Divergent choices can be made at the boundaries of different representations and computational levels, so this symposium will focus on the representational basis of divergent thinking that allows humans to change perspectives and reconceptualize stimuli with ease. For cognitive systems need to interpret low-level experiences (for example, neuronal, physiological, sensorimotor) using high-level concepts (for example, belief, intention, identity). Recent advances in bottom-up machine learning allow computational systems to go from low-level sensor data up to useful higher-level features. However, humanlike cognition also requires a top-down process to meaningfully frame our perceptual experiences. Crucially, such top-down processes allow an agent to interpret an object or an experience in divergent ways. This divergence is closely related to imaginative play and may also be integral to modeling social phenomena like empathy, since empathy demands we adopt another's viewpoint and see things via a different lens.

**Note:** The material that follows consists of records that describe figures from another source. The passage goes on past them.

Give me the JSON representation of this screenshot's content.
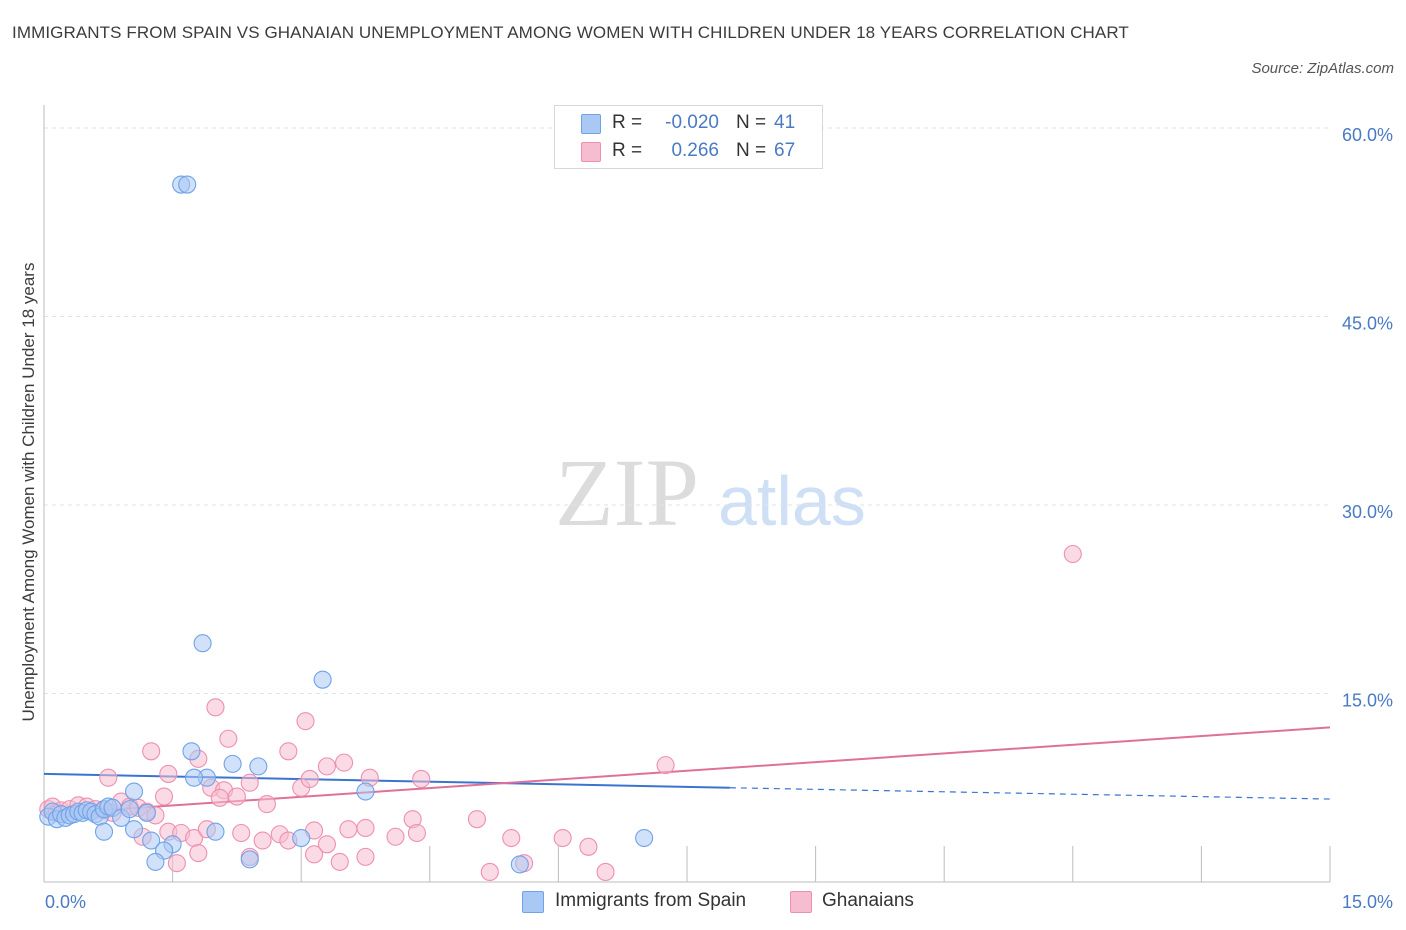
{
  "title": "IMMIGRANTS FROM SPAIN VS GHANAIAN UNEMPLOYMENT AMONG WOMEN WITH CHILDREN UNDER 18 YEARS CORRELATION CHART",
  "source": "Source: ZipAtlas.com",
  "watermark": {
    "zip": "ZIP",
    "atlas": "atlas"
  },
  "legend_top": {
    "rows": [
      {
        "r_label": "R =",
        "r_value": "-0.020",
        "n_label": "N =",
        "n_value": "41",
        "color": "#a9c8f4"
      },
      {
        "r_label": "R =",
        "r_value": "0.266",
        "n_label": "N =",
        "n_value": "67",
        "color": "#f6bdd0"
      }
    ]
  },
  "legend_bottom": [
    {
      "label": "Immigrants from Spain",
      "color": "#a9c8f4"
    },
    {
      "label": "Ghanaians",
      "color": "#f6bdd0"
    }
  ],
  "chart_data": {
    "type": "scatter",
    "title": "IMMIGRANTS FROM SPAIN VS GHANAIAN UNEMPLOYMENT AMONG WOMEN WITH CHILDREN UNDER 18 YEARS CORRELATION CHART",
    "xlabel": "",
    "ylabel": "Unemployment Among Women with Children Under 18 years",
    "xlim": [
      0,
      15
    ],
    "ylim": [
      0,
      60
    ],
    "x_tick_labels": [
      {
        "value": 0,
        "label": "0.0%"
      },
      {
        "value": 15,
        "label": "15.0%"
      }
    ],
    "y_tick_labels": [
      {
        "value": 60,
        "label": "60.0%"
      },
      {
        "value": 45,
        "label": "45.0%"
      },
      {
        "value": 30,
        "label": "30.0%"
      },
      {
        "value": 15,
        "label": "15.0%"
      }
    ],
    "series": [
      {
        "name": "Immigrants from Spain",
        "color": "#6fa3e8",
        "fill": "#a9c8f4",
        "trend": {
          "x0": 0,
          "y0": 8.6,
          "x1": 8.0,
          "y1": 7.5,
          "dashed_to_x": 15,
          "dashed_to_y": 6.6,
          "color": "#3a74d0"
        },
        "points": [
          [
            0.05,
            5.2
          ],
          [
            0.1,
            5.6
          ],
          [
            0.15,
            5.0
          ],
          [
            0.2,
            5.4
          ],
          [
            0.25,
            5.1
          ],
          [
            0.3,
            5.3
          ],
          [
            0.35,
            5.4
          ],
          [
            0.4,
            5.6
          ],
          [
            0.45,
            5.5
          ],
          [
            0.5,
            5.7
          ],
          [
            0.55,
            5.6
          ],
          [
            0.6,
            5.4
          ],
          [
            0.65,
            5.2
          ],
          [
            0.7,
            5.8
          ],
          [
            0.75,
            6.0
          ],
          [
            0.8,
            5.9
          ],
          [
            0.9,
            5.1
          ],
          [
            1.0,
            5.8
          ],
          [
            1.05,
            7.2
          ],
          [
            1.2,
            5.5
          ],
          [
            1.6,
            55.5
          ],
          [
            1.67,
            55.5
          ],
          [
            1.85,
            19.0
          ],
          [
            1.72,
            10.4
          ],
          [
            1.9,
            8.3
          ],
          [
            1.75,
            8.3
          ],
          [
            2.2,
            9.4
          ],
          [
            2.5,
            9.2
          ],
          [
            3.25,
            16.1
          ],
          [
            3.0,
            3.5
          ],
          [
            3.75,
            7.2
          ],
          [
            0.7,
            4.0
          ],
          [
            1.05,
            4.2
          ],
          [
            1.25,
            3.3
          ],
          [
            1.5,
            3.0
          ],
          [
            2.0,
            4.0
          ],
          [
            1.4,
            2.5
          ],
          [
            1.3,
            1.6
          ],
          [
            2.4,
            1.8
          ],
          [
            5.55,
            1.4
          ],
          [
            7.0,
            3.5
          ]
        ]
      },
      {
        "name": "Ghanaians",
        "color": "#ee8fb0",
        "fill": "#f6bdd0",
        "trend": {
          "x0": 0,
          "y0": 5.4,
          "x1": 15,
          "y1": 12.3,
          "color": "#e0709a"
        },
        "points": [
          [
            0.05,
            5.8
          ],
          [
            0.1,
            6.0
          ],
          [
            0.15,
            5.5
          ],
          [
            0.2,
            5.7
          ],
          [
            0.3,
            5.8
          ],
          [
            0.4,
            6.1
          ],
          [
            0.5,
            6.0
          ],
          [
            0.6,
            5.8
          ],
          [
            0.7,
            5.7
          ],
          [
            0.8,
            5.5
          ],
          [
            0.9,
            6.4
          ],
          [
            1.0,
            6.0
          ],
          [
            1.1,
            5.9
          ],
          [
            1.2,
            5.6
          ],
          [
            1.3,
            5.3
          ],
          [
            1.4,
            6.8
          ],
          [
            0.75,
            8.3
          ],
          [
            1.25,
            10.4
          ],
          [
            1.45,
            8.6
          ],
          [
            1.8,
            9.8
          ],
          [
            1.95,
            7.5
          ],
          [
            2.1,
            7.3
          ],
          [
            2.05,
            6.7
          ],
          [
            2.25,
            6.8
          ],
          [
            2.4,
            7.9
          ],
          [
            2.6,
            6.2
          ],
          [
            2.85,
            10.4
          ],
          [
            3.0,
            7.5
          ],
          [
            3.1,
            8.2
          ],
          [
            2.0,
            13.9
          ],
          [
            2.15,
            11.4
          ],
          [
            3.05,
            12.8
          ],
          [
            3.3,
            9.2
          ],
          [
            3.5,
            9.5
          ],
          [
            3.8,
            8.3
          ],
          [
            4.4,
            8.2
          ],
          [
            1.15,
            3.6
          ],
          [
            1.45,
            4.0
          ],
          [
            1.6,
            3.9
          ],
          [
            1.75,
            3.5
          ],
          [
            1.9,
            4.2
          ],
          [
            2.3,
            3.9
          ],
          [
            2.55,
            3.3
          ],
          [
            2.75,
            3.8
          ],
          [
            3.15,
            4.1
          ],
          [
            3.3,
            3.0
          ],
          [
            3.55,
            4.2
          ],
          [
            3.75,
            4.3
          ],
          [
            4.1,
            3.6
          ],
          [
            4.3,
            5.0
          ],
          [
            4.35,
            3.9
          ],
          [
            5.05,
            5.0
          ],
          [
            5.2,
            0.8
          ],
          [
            5.45,
            3.5
          ],
          [
            5.6,
            1.5
          ],
          [
            6.05,
            3.5
          ],
          [
            6.35,
            2.8
          ],
          [
            6.55,
            0.8
          ],
          [
            7.25,
            9.3
          ],
          [
            12.0,
            26.1
          ],
          [
            1.55,
            1.5
          ],
          [
            1.8,
            2.3
          ],
          [
            2.4,
            2.0
          ],
          [
            2.85,
            3.3
          ],
          [
            3.15,
            2.2
          ],
          [
            3.45,
            1.6
          ],
          [
            3.75,
            2.0
          ]
        ]
      }
    ]
  }
}
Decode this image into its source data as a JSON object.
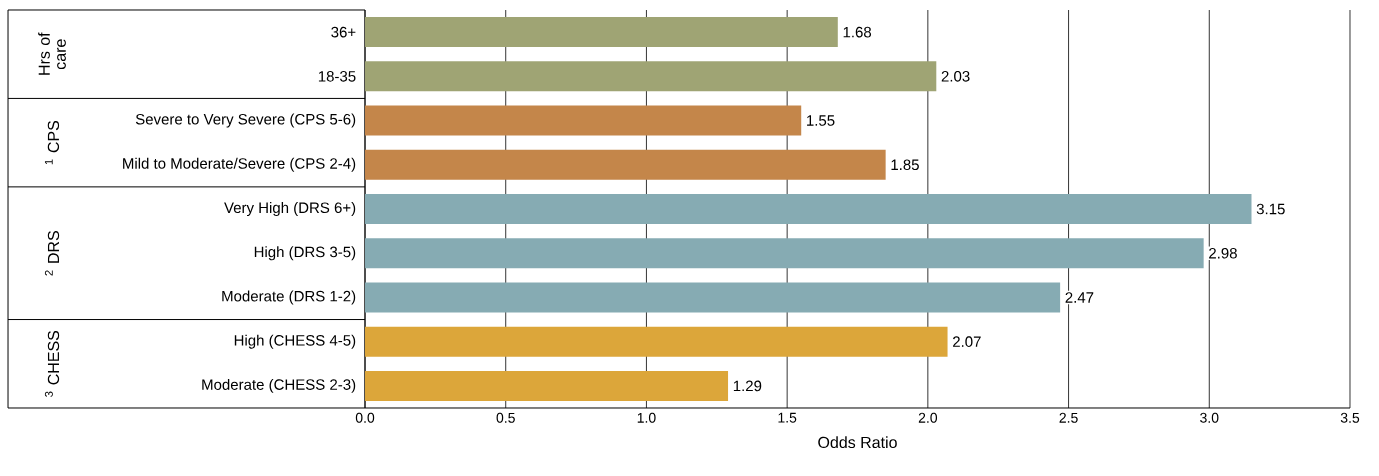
{
  "chart_data": {
    "type": "bar",
    "orientation": "horizontal",
    "xlabel": "Odds Ratio",
    "categories": [
      "36+",
      "18-35",
      "Severe to Very Severe (CPS 5-6)",
      "Mild to Moderate/Severe (CPS 2-4)",
      "Very High (DRS 6+)",
      "High (DRS 3-5)",
      "Moderate (DRS 1-2)",
      "High (CHESS 4-5)",
      "Moderate (CHESS 2-3)"
    ],
    "values": [
      1.68,
      2.03,
      1.55,
      1.85,
      3.15,
      2.98,
      2.47,
      2.07,
      1.29
    ],
    "colors": [
      "#9fa474",
      "#9fa474",
      "#c4864a",
      "#c4864a",
      "#86abb3",
      "#86abb3",
      "#86abb3",
      "#dca63a",
      "#dca63a"
    ],
    "data_labels": true,
    "grid": "x",
    "xlim": [
      0,
      3.5
    ],
    "xticks": [
      {
        "value": 0,
        "label": "0.0"
      },
      {
        "value": 0.5,
        "label": "0.5"
      },
      {
        "value": 1,
        "label": "1.0"
      },
      {
        "value": 1.5,
        "label": "1.5"
      },
      {
        "value": 2,
        "label": "2.0"
      },
      {
        "value": 2.5,
        "label": "2.5"
      },
      {
        "value": 3,
        "label": "3.0"
      },
      {
        "value": 3.5,
        "label": "3.5"
      }
    ],
    "annotations": [
      "Hrs of care",
      "$^{1}$ CPS",
      "$^{2}$ DRS",
      "$^{3}$ CHESS"
    ]
  }
}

This symposium will explore the following questions from the crossdisciplinary perspective of artificial intelligence, cognitive psychology and cognitive robotics:
1. How might we model divergently unconventional perspectives in a top-down fashion in robotics, AI or machine-vision systems? Though top-down approaches have been used in machine-vision from the get-go in model-driven approaches, the emphasis has been on establishing a convergent ground truth. This symposium will instead focus on how divergent departures from the convergent norm yield creative and playful reinterpretations. In play, an agent deliberately projects a conceptual organization onto an object for which it is not conventionally suited, so that overlooked properties become newly salient and thus suggest novel creative insights.
2. How are social attributes such as empathy, fairness, identity, cooperation and the self/other distinction anchored in the mechanisms of playful reframing and reconceptualization? How might a theory of mind emerge from these mechanisms?